Cerryl picked up the quill and looked across the workroom at the green leather, evenly shaded all the way through, already stretched and shaped and ready for the binding. “You have not shown me much of binding.”

“You wonder why, young Cerryl, I have taught you little, except by observation, about binding?”

“I have had much to learn,” Cerryl temporized, carefully setting the quill back in its holder. He sat up straight on the stool, wondering about the volume Tellis had covered.

Tellis laughed gently, pointing toward the page that the young man had copied earlier in the day. “Your hand, it is already better than mine. I should take you from that?”

“You flatter me, ser.”

“Not by much, young fellow. Not by much.” The scrivener shook his head. “Why do you worry about the binding? A binding is there to protect the words within-no more, no less. I do my poor best to make that protection beautiful, but what good is a fine binding that will last for generations if the ink you have copied onto the pages fades into faint shadows on the parchment?”

“None, ser. Not after the ink fades.”

“That is another matter, young Cerryl. Those who do not know books assume that any copyist can do what a true scrivener does. Do they think about what ink might be? Ink. . you must know how to mix the ink, the proportions and the bases.” Tellis peered intently at his apprentice.

Cerryl nodded, wondering if it would be a day where Tellis declaimed for all too long and then bemoaned the fact that Cerryl had copied too little.

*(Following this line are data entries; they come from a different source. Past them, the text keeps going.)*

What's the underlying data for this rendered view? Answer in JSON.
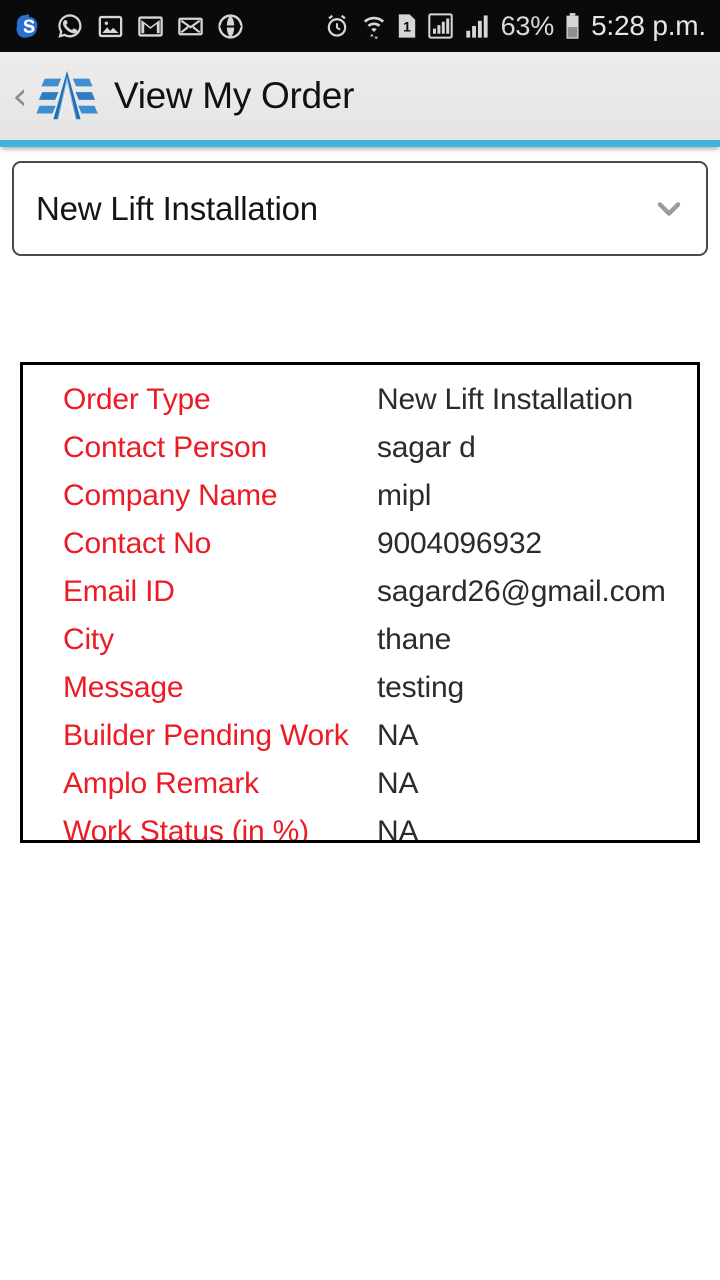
{
  "status_bar": {
    "notification_icons": [
      {
        "name": "skype-icon",
        "glyph": "S"
      },
      {
        "name": "whatsapp-icon",
        "glyph": "whatsapp"
      },
      {
        "name": "gallery-image-icon",
        "glyph": "image"
      },
      {
        "name": "gmail-icon",
        "glyph": "M"
      },
      {
        "name": "email-icon",
        "glyph": "envelope"
      },
      {
        "name": "opera-mini-icon",
        "glyph": "opera"
      }
    ],
    "alarm_icon": "alarm-clock-icon",
    "wifi_icon": "wifi-icon",
    "sim_indicator": "1",
    "signal_icon_1": "signal-bars-boxed-icon",
    "signal_icon_2": "signal-bars-icon",
    "battery_percent": "63%",
    "battery_icon": "battery-icon",
    "clock": "5:28 p.m."
  },
  "header": {
    "back_label": "‹",
    "logo_name": "amplo-lift-logo",
    "title": "View My Order",
    "accent_color": "#3fb2dd",
    "background_color": "#e8e8e8"
  },
  "order_selector": {
    "selected_value": "New Lift Installation",
    "arrow_icon": "chevron-down-icon",
    "options": [
      "New Lift Installation"
    ]
  },
  "order_details": {
    "label_color": "#ec1c24",
    "value_color": "#2b2b2b",
    "rows": [
      {
        "label": "Order Type",
        "value": "New Lift Installation"
      },
      {
        "label": "Contact Person",
        "value": "sagar d"
      },
      {
        "label": "Company Name",
        "value": "mipl"
      },
      {
        "label": "Contact No",
        "value": "9004096932"
      },
      {
        "label": "Email ID",
        "value": "sagard26@gmail.com"
      },
      {
        "label": "City",
        "value": "thane"
      },
      {
        "label": "Message",
        "value": "testing"
      },
      {
        "label": "Builder Pending Work",
        "value": "NA"
      },
      {
        "label": "Amplo Remark",
        "value": "NA"
      },
      {
        "label": "Work Status (in %)",
        "value": "NA"
      }
    ]
  }
}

“Now. . what is the formula for common ink?”

“The distillate of galls,” began the young man, “the darkest of acorn seepings, boiled to nearly a syrup, the finest of soot powders, with just a hint of sweetsap. .”

“And only a hint,” interrupted Tellis. “And the stronger ink?”

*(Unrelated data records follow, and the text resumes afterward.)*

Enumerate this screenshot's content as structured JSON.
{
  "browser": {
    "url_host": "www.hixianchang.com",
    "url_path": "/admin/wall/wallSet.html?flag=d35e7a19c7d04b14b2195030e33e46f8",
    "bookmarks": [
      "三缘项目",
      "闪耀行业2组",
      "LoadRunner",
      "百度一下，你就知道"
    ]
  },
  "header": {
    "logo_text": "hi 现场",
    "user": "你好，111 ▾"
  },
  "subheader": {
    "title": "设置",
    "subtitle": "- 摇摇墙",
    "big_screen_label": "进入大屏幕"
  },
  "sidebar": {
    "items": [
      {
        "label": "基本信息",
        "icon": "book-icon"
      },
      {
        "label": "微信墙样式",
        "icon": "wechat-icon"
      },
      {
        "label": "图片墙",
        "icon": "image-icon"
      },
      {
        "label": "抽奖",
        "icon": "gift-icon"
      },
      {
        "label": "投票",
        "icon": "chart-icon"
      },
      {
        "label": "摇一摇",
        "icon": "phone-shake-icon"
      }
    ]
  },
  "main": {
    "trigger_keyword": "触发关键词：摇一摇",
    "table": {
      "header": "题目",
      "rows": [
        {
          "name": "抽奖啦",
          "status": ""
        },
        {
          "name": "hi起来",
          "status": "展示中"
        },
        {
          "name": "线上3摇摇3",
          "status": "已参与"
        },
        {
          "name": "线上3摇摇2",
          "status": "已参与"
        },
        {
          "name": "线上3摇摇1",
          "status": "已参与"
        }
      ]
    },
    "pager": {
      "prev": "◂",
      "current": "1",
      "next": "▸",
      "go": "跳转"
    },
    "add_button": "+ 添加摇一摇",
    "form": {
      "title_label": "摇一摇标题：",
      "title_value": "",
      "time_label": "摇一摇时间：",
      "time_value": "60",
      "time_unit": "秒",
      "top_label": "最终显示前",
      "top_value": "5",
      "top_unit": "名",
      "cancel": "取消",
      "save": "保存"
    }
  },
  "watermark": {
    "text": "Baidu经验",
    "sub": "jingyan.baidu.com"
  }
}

“Black oak bark, iron brimstone. .” Cerryl paused. “You’ve never given me the amounts exactly.”

Tellis shrugged. “How could I? The strength of the galls, the acorns, and the black oak bark are never the same. You must sense the ink, as I do, if you wish to be a master scrivener. Of everything in life be that true.”

“What?”

“Is the avenue the same each time you go to the square? Or a stream? It appears the same. . but is it?”

“That old argument!” A brassy laugh echoed through the workroom from the doorway where Benthann stood. “He has fine words, young Cerryl, but they are only words.” She stepped into the room and toward Tellis. “I need some silvers for the market.”

Tellis stepped away from the worktable. “Get on with the copying, Cerryl. I’ll be but a moment.”

“Yes, ser.”

As the scrivener followed Benthann back toward the kitchen and common roam, Cerryl cleaned the quill’s nib, then took the penknife and sharpened it before dipping it into the ink.

Oxen didn’t change-or Dylert’s hadn’t-and Tellis was saying that most people didn’t either.

His eyes fixed on a faint ink splot on the plastered wall. He wouldn’t be most people. He wouldn’t.